You now have a working API explorer and a pattern you can apply immediately to any public API. From here, the natural next steps are working with APIs that require authentication (passing an API key in a header), handling paginated responses (APIs that split large datasets across multiple pages), and wrapping your explorer in a simple loop or command-line interface so it accepts user input at runtime.
Frequently Asked Questions
An API (Application Programming Interface) is a set of rules that lets one application communicate with another over the internet. In Python, you typically interact with web APIs by sending HTTP requests using the requests library and reading the data the server sends back, usually in JSON format.
The most widely used library for calling APIs in Python is requests. You install it with pip install requests. It gives you simple methods like requests.get() to send HTTP GET requests and receive server responses.
JSON (JavaScript Object Notation) is a lightweight text format for storing and transferring structured data. APIs use it because it is easy for both humans to read and for programs to parse. Python can convert JSON responses directly into dictionaries and lists using the .json() method on a requests response object.
You send a GET request by calling requests.get(url) where url is the API endpoint string. The function returns a Response object. You can check response.status_code for success (200 means OK) and call response.json() to parse the returned JSON data into a Python dictionary.
A 200 status code means the HTTP request was successful and the server returned the expected response. Other common codes include 404 (resource not found), 401 (unauthorized, usually means a missing API key), and 500 (server error).

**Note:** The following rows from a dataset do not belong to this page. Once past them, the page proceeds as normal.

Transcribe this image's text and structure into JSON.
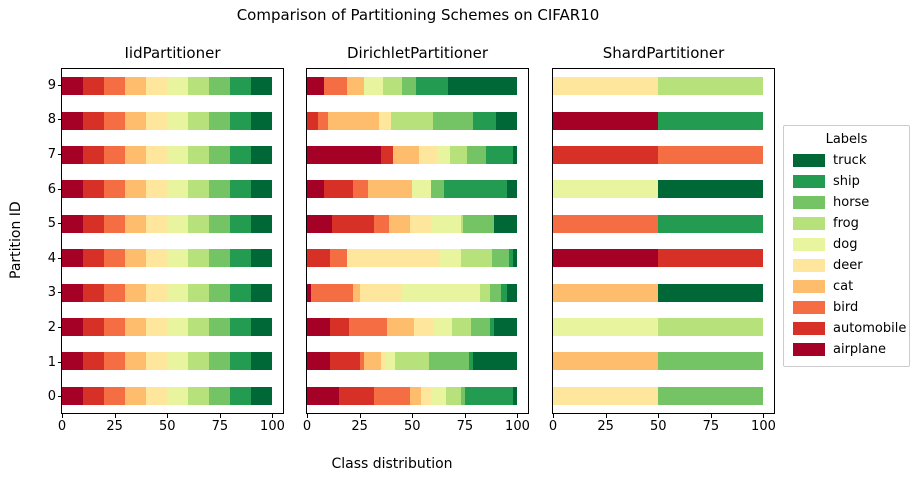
{
  "figure": {
    "suptitle": "Comparison of Partitioning Schemes on CIFAR10",
    "xlabel": "Class distribution",
    "ylabel": "Partition ID"
  },
  "legend": {
    "title": "Labels",
    "entries": [
      {
        "label": "truck",
        "color": "#006837"
      },
      {
        "label": "ship",
        "color": "#239c52"
      },
      {
        "label": "horse",
        "color": "#74c466"
      },
      {
        "label": "frog",
        "color": "#b7e17a"
      },
      {
        "label": "dog",
        "color": "#e9f59e"
      },
      {
        "label": "deer",
        "color": "#fee79c"
      },
      {
        "label": "cat",
        "color": "#fdbd6d"
      },
      {
        "label": "bird",
        "color": "#f46d43"
      },
      {
        "label": "automobile",
        "color": "#d73027"
      },
      {
        "label": "airplane",
        "color": "#a50026"
      }
    ]
  },
  "chart_data": {
    "type": "bar",
    "orientation": "horizontal",
    "stacked": true,
    "xlabel": "Class distribution",
    "ylabel": "Partition ID",
    "xlim": [
      0,
      105
    ],
    "xticks": [
      0,
      25,
      50,
      75,
      100
    ],
    "yticks_top_to_bottom": [
      9,
      8,
      7,
      6,
      5,
      4,
      3,
      2,
      1,
      0
    ],
    "classes": [
      "airplane",
      "automobile",
      "bird",
      "cat",
      "deer",
      "dog",
      "frog",
      "horse",
      "ship",
      "truck"
    ],
    "colors": [
      "#a50026",
      "#d73027",
      "#f46d43",
      "#fdbd6d",
      "#fee79c",
      "#e9f59e",
      "#b7e17a",
      "#74c466",
      "#239c52",
      "#006837"
    ],
    "subplots": [
      {
        "title": "IidPartitioner",
        "rows_top_to_bottom": [
          {
            "partition": 9,
            "values": [
              10,
              10,
              10,
              10,
              10,
              10,
              10,
              10,
              10,
              10
            ]
          },
          {
            "partition": 8,
            "values": [
              10,
              10,
              10,
              10,
              10,
              10,
              10,
              10,
              10,
              10
            ]
          },
          {
            "partition": 7,
            "values": [
              10,
              10,
              10,
              10,
              10,
              10,
              10,
              10,
              10,
              10
            ]
          },
          {
            "partition": 6,
            "values": [
              10,
              10,
              10,
              10,
              10,
              10,
              10,
              10,
              10,
              10
            ]
          },
          {
            "partition": 5,
            "values": [
              10,
              10,
              10,
              10,
              10,
              10,
              10,
              10,
              10,
              10
            ]
          },
          {
            "partition": 4,
            "values": [
              10,
              10,
              10,
              10,
              10,
              10,
              10,
              10,
              10,
              10
            ]
          },
          {
            "partition": 3,
            "values": [
              10,
              10,
              10,
              10,
              10,
              10,
              10,
              10,
              10,
              10
            ]
          },
          {
            "partition": 2,
            "values": [
              10,
              10,
              10,
              10,
              10,
              10,
              10,
              10,
              10,
              10
            ]
          },
          {
            "partition": 1,
            "values": [
              10,
              10,
              10,
              10,
              10,
              10,
              10,
              10,
              10,
              10
            ]
          },
          {
            "partition": 0,
            "values": [
              10,
              10,
              10,
              10,
              10,
              10,
              10,
              10,
              10,
              10
            ]
          }
        ]
      },
      {
        "title": "DirichletPartitioner",
        "rows_top_to_bottom": [
          {
            "partition": 9,
            "values": [
              8,
              0,
              11,
              8,
              0,
              9,
              9,
              7,
              15,
              33
            ]
          },
          {
            "partition": 8,
            "values": [
              0,
              5,
              5,
              24,
              6,
              0,
              20,
              19,
              11,
              10
            ]
          },
          {
            "partition": 7,
            "values": [
              35,
              6,
              0,
              12,
              9,
              6,
              8,
              9,
              13,
              2
            ]
          },
          {
            "partition": 6,
            "values": [
              8,
              14,
              7,
              21,
              0,
              9,
              0,
              6,
              30,
              5
            ]
          },
          {
            "partition": 5,
            "values": [
              12,
              20,
              7,
              10,
              10,
              14,
              1,
              15,
              0,
              11
            ]
          },
          {
            "partition": 4,
            "values": [
              0,
              11,
              8,
              0,
              44,
              10,
              15,
              8,
              2,
              2
            ]
          },
          {
            "partition": 3,
            "values": [
              2,
              0,
              20,
              3,
              20,
              37,
              5,
              5,
              3,
              5
            ]
          },
          {
            "partition": 2,
            "values": [
              11,
              9,
              18,
              13,
              9,
              9,
              9,
              9,
              2,
              11
            ]
          },
          {
            "partition": 1,
            "values": [
              11,
              14,
              2,
              8,
              2,
              5,
              16,
              19,
              2,
              21
            ]
          },
          {
            "partition": 0,
            "values": [
              15,
              17,
              17,
              5,
              5,
              7,
              7,
              2,
              23,
              2
            ]
          }
        ]
      },
      {
        "title": "ShardPartitioner",
        "rows_top_to_bottom": [
          {
            "partition": 9,
            "values": [
              0,
              0,
              0,
              0,
              50,
              0,
              50,
              0,
              0,
              0
            ]
          },
          {
            "partition": 8,
            "values": [
              50,
              0,
              0,
              0,
              0,
              0,
              0,
              0,
              50,
              0
            ]
          },
          {
            "partition": 7,
            "values": [
              0,
              50,
              50,
              0,
              0,
              0,
              0,
              0,
              0,
              0
            ]
          },
          {
            "partition": 6,
            "values": [
              0,
              0,
              0,
              0,
              0,
              50,
              0,
              0,
              0,
              50
            ]
          },
          {
            "partition": 5,
            "values": [
              0,
              0,
              50,
              0,
              0,
              0,
              0,
              0,
              50,
              0
            ]
          },
          {
            "partition": 4,
            "values": [
              50,
              50,
              0,
              0,
              0,
              0,
              0,
              0,
              0,
              0
            ]
          },
          {
            "partition": 3,
            "values": [
              0,
              0,
              0,
              50,
              0,
              0,
              0,
              0,
              0,
              50
            ]
          },
          {
            "partition": 2,
            "values": [
              0,
              0,
              0,
              0,
              0,
              50,
              50,
              0,
              0,
              0
            ]
          },
          {
            "partition": 1,
            "values": [
              0,
              0,
              0,
              50,
              0,
              0,
              0,
              50,
              0,
              0
            ]
          },
          {
            "partition": 0,
            "values": [
              0,
              0,
              0,
              0,
              50,
              0,
              0,
              50,
              0,
              0
            ]
          }
        ]
      }
    ]
  }
}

No. Many public APIs require no key for basic use, including Open-Meteo (weather data) and JSONPlaceholder (fake test data). These are ideal for beginners who want to practice reading API responses without signing up for credentials.

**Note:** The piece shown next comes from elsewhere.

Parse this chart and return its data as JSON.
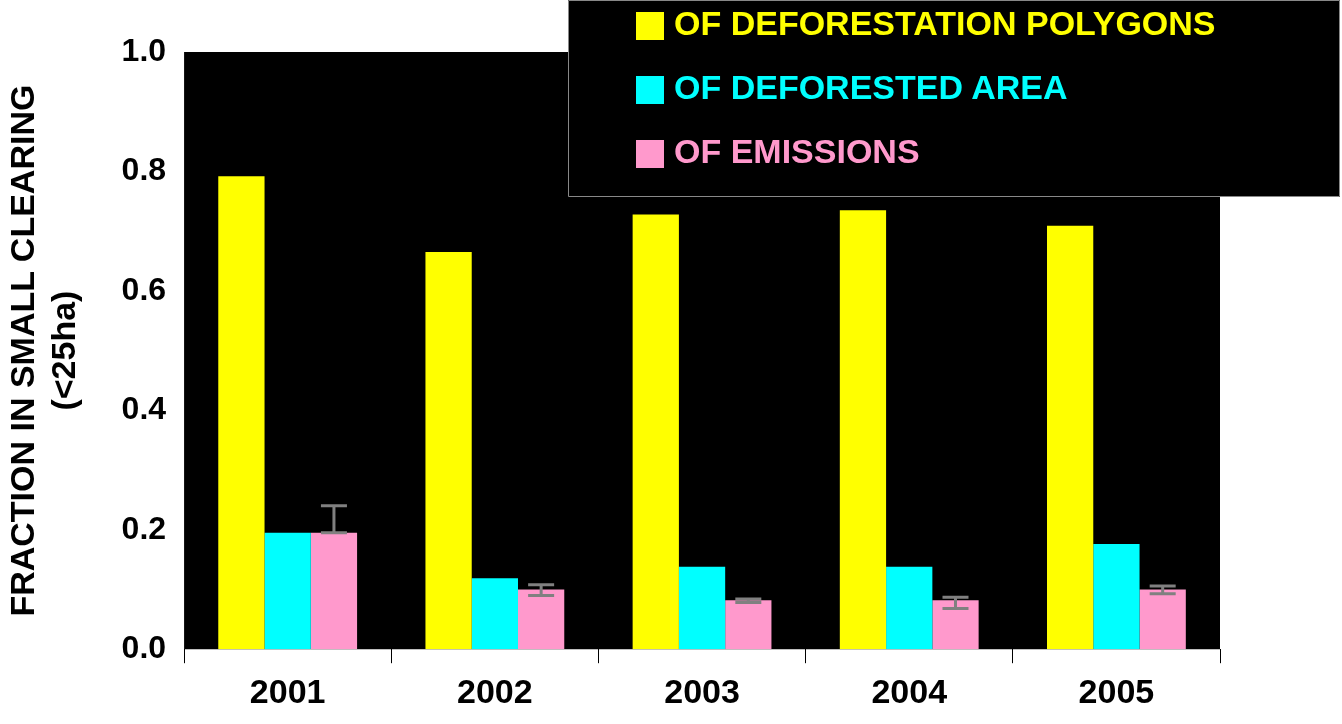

You pass query parameters by providing a params dictionary as the second argument to requests.get(). For example: requests.get(url, params={"latitude": 29.76, "longitude": -95.37}). The requests library automatically appends them to the URL as a query string.
response.json() is a method on the Response object returned by the requests library. It parses the response body as JSON and returns the result as a Python dictionary or list. It raises a json.JSONDecodeError if the response body is not valid JSON.